Paradox had no presence in the business area of the fair, instead electing to hold all their meetings in the public area. I had assumed that the highly exclusive "trade visitor only day" would let us take a sedate stroll through clean, bright halls full of business people in smart suits, just like the organizers had promoted it on the website. Unfortunately, I had overlooked a crucial piece of information, buried in the fine print: "The organizers may grant special access to select members of the public." As soon as we stepped past the fortified barricades of the trade area, we ran into a yelping teenage boy who was jumping up and down with a "Free Fucks - Gay 4 Pay" sign in his hands. The halls were throbbing with select members of the cosplaying public, who shared with us their deep appreciation of Final Fantasy XII, Mad Max: The Game, and the brave resistance fighters from Homefront. More than a hundred people were standing in line at the Fallout 4 cinema to see the latest trailer and take a picture with PipBoy. I did not understand any of the things I was seeing, but I knew that I hated it all.
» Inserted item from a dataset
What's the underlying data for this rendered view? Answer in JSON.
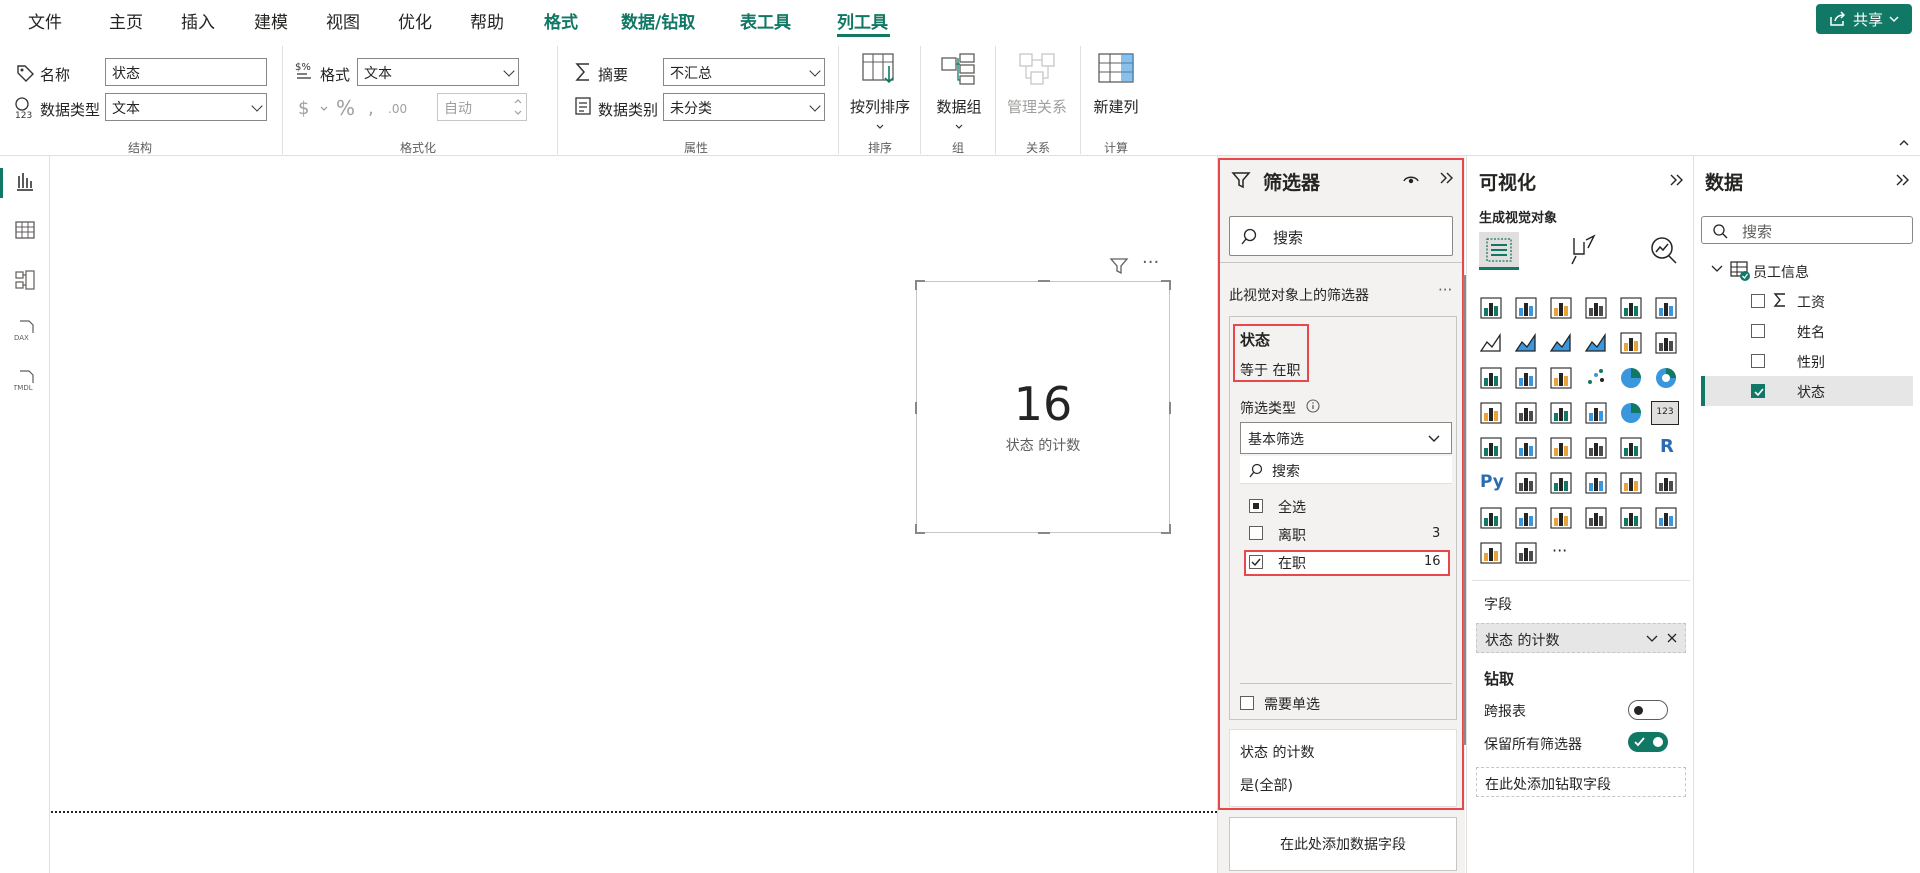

I could barely talk to JarlFrank through the din. I looked at the publisher's instructions again: "Paradox Interactive will be in Hall 9.1, at Booth A053. The actual demos will be given in private booths located at the end of the hall, following the aisle from our booth, outside the hall facing the hotel Dorint An der Messe Koln. " We flittered through hall 9.1 like carrier pigeons flying over a giant magnet, bouncing from wall to wall and looking out the exits in a futile attempt to figure out which side of a windowless hall was facing the hotel Dorint. Finally we turned around and asked one of the nameless interns at the Paradox booth, who told us to take the southwest exit and turn straight left. They might have just written that in the invitation to begin with. We staggered to the exit, half deaf and mentally scarred.

The Paradox booths were housed in a large white block made of sheet metal sitting on stilts above the convention grounds, so that all visitors might bask in its majesty. Unfortunately, that also meant stepping outside into the blazing sun, which our delicate German temperaments could not withstand for long. We resolved to flee to safety as soon as humanly possible. The greeters at the entance were busy with another pair of visitors, so we swiftly snuck in behind their backs and climbed up the great set of stairs to the top. Up there, we were immediately caught by a bunch of guys sitting in a cramped room resembling a cargo container, who questioned us on our credentials. Thankfully, they were just PR people, so we verbally identified ourselves as serious journalists and were promptly presented with cooled bottles of water. Now we had to wait for "the Pillars of Eternity guys", who were "just coming from dinner".

We still didn't know who exactly we were meeting, so it was pointless to speculate about the wonders that might await us. Instead we struck up a conversation with another attendee, a sweet guy from Munich whose company made children's games. He had a personal interest in Hearts of Iron 4, and had decided to come visit the devs in his spare time. He also, inexcplicably, thought that we were Dutch. He seemed an innocent man with an untarnished soul, but we eventually got to talking about hardcore turn based games, the word "grognards" was mentioned, and before he knew it, we'd exchanged business cards (ours was just a handwritten scribble of our front page address - maybe we should do a community contest for a proper Codex Calling Card). In retrospect, I feel rather bad about sending any mentally stable person to the Codex front page, so I want to mention his company (Studio 100 Media) here to give him some exposure in recompense. He would ultimately prove to be the most interesting person we'd meet during our stay at Paradox.